On Thursday, June 1, 2023, in a highly anticipated decision, the U.S. Supreme Court unanimously held in Slack Technologies v. Pirani that, in order to state a claim for a violation of Section 11 of the Securities Act of 1933, plaintiffs who purchased shares in a direct listing must be able to plead and prove that they bought shares registered under the registration statement that they claim is misleading. See No. 22-200, 2023 WL 3742580 (U.S. June 1, 2023). The Court expressly reserved judgment on the question of whether this standing requirement applies equally to Section 12(a)(2) of the Securities Act of 1933 and remanded for reconsideration of that question in light of the Supreme Court’s decision. See id. at *6 n.3. The ruling provides clarity on the standing requirements of Section 11, which the Ninth Circuit’s decision had called into question, but creates uncertainty regarding Section 12(a)(2) claims that may make them a greater focus of the plaintiff’s bar.
The litigation arose from the 2019 direct listing of Slack Technologies (“Slack”). In contrast to a traditional IPO, in which company shares (whether newly issued or resold on behalf of existing stockholders) are underwritten by one or more banks and then resold to a “book” of investors, a direct listing facilitates the direct sale into the market of any and all shares held by preexisting shareholders (whether or not specifically identified in the registration statement relating to the direct listing). As a result, there was no way for purchasers in the Slack direct listing to determine whether they bought shares subject to the registration statement for the direct listing or shares otherwise available in the market for sale.
Plaintiff Fiyyaz Pirani, who purchased shares on the day that Slack went public, filed a lawsuit alleging that Slack violated Sections 11 and 12 on the basis that the registration statement and prospectus for its direct listing purportedly contained various misstatements. Section 11(a) refers to false or misleading statements in a registration statement and permits a suit by anyone who acquired “such security.” Section 12(a)(2) imposes liability on anyone who offers or sells shares pursuant to a prospectus and oral communication that includes false or misleading statements and allows recovery by anyone who purchases “such security.”
Slack moved to dismiss, arguing that the plaintiff could not bring claims under Section 11 or 12 because he would be unable to prove that he bought the registered shares specified in the company’s allegedly misleading registration statement. The district court denied Slack’s motion to dismiss, but certified its ruling for interlocutory appeal. A divided panel of the Ninth Circuit Court of Appeals affirmed. Finding that Slack’s interpretation of Section 11 would “create a loophole large enough to undermine the purpose of [the statute],” the Ninth Circuit held that purchasers could sue under Sections 11 and 12 regardless of whether they could prove that they bought shares covered by the registration statement.

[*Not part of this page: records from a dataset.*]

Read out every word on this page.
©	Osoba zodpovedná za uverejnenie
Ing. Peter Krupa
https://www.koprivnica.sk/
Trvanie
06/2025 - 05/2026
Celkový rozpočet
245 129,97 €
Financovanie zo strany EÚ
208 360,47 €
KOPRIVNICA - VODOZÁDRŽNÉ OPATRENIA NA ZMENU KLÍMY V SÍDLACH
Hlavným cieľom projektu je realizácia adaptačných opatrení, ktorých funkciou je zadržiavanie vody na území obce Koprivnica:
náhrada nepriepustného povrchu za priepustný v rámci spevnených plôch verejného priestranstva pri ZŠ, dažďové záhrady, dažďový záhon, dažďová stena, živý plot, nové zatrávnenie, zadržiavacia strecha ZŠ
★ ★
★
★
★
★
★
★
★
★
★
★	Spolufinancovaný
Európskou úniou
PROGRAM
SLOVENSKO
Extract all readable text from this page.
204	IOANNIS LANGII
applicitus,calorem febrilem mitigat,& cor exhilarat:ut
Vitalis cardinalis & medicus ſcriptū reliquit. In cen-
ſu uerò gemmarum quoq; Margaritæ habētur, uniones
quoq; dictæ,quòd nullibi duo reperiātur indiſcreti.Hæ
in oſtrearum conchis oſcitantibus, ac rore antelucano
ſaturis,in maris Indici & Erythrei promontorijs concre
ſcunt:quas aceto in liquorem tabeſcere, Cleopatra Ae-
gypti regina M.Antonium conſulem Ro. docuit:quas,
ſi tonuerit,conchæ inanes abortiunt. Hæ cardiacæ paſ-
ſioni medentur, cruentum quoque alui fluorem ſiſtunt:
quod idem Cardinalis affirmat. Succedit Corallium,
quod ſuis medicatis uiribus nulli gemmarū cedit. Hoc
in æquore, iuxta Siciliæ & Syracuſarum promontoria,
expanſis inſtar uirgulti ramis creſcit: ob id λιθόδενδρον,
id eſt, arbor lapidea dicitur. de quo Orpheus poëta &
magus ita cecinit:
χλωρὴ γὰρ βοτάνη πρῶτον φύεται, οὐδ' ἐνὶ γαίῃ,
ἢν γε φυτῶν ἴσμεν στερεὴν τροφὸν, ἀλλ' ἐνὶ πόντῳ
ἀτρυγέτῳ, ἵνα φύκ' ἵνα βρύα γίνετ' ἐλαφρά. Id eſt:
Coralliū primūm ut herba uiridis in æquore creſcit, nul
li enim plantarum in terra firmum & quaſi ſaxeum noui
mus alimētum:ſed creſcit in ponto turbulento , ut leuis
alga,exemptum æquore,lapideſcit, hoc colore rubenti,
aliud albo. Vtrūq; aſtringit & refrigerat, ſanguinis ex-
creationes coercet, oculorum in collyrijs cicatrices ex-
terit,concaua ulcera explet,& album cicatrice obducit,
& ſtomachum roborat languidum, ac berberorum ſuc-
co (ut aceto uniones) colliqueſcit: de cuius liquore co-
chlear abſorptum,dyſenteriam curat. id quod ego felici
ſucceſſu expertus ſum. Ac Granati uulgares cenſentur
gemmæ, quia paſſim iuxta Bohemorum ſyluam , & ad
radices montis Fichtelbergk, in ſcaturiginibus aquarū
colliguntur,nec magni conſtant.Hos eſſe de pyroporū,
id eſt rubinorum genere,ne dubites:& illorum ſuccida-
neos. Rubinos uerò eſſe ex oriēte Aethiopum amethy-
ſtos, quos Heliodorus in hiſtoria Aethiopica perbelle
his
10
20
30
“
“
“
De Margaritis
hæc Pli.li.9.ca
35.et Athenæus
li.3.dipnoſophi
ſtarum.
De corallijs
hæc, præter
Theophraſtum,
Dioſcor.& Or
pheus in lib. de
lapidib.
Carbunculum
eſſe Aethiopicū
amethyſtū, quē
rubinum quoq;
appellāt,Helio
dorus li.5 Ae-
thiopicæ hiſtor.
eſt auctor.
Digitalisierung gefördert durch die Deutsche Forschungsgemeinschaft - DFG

The Supreme Court reversed the Ninth Circuit’s decision in a unanimous ruling. Writing for the Court, Justice Gorsuch stated that to state a claim under Section 11, “a plaintiff must plead and prove that he purchased shares traceable to the allegedly defective registration statement.” The Supreme Court remanded to the Ninth Circuit the question of whether the plaintiff’s complaint states a cognizable claim under Section 11(a) “as properly construed.”
The Supreme Court expressly took no position on whether its ruling applies equally to Section 12(a)(2). At oral argument, questions from some justices suggested that they were not convinced that—or at a minimum were open to questioning whether—the standing requirements of the two provisions are co-extensive, with some justices suggesting that the scope of Section 12(a)(2) may be broader because it may apply outside the context of a registration statement. The Court’s decision expressly notes that “the two provisions contain distinct language that warrants careful consideration.” Further decisions in this case and others, perhaps including a second trip to the Supreme Court, will be required to clarify this point.
Finally, the Supreme Court noted that the parties had litigated the case “based on the premise that Slack was not required to register all of the shares sold in its direct listing.” Id. at *4 n.1. The Court expressly stated that it did not examine or rule upon that question.
While this decision should provide a strong defense to Section 11 claims in the direct listing context because of the impossibility of determining whether a particular purchaser acquired shares subject to the registration statement or shares otherwise available in the markets, issuers may still face claims arising from direct listings under Section 12(a)(2), depending on the outcome of future litigation regarding standing. In addition, issuers may face liability arising from direct listings under Section 10(b) of the Exchange Act, although those claims require proof of scienter and are subject to heightened pleading requirements that do not apply to Securities Act claims.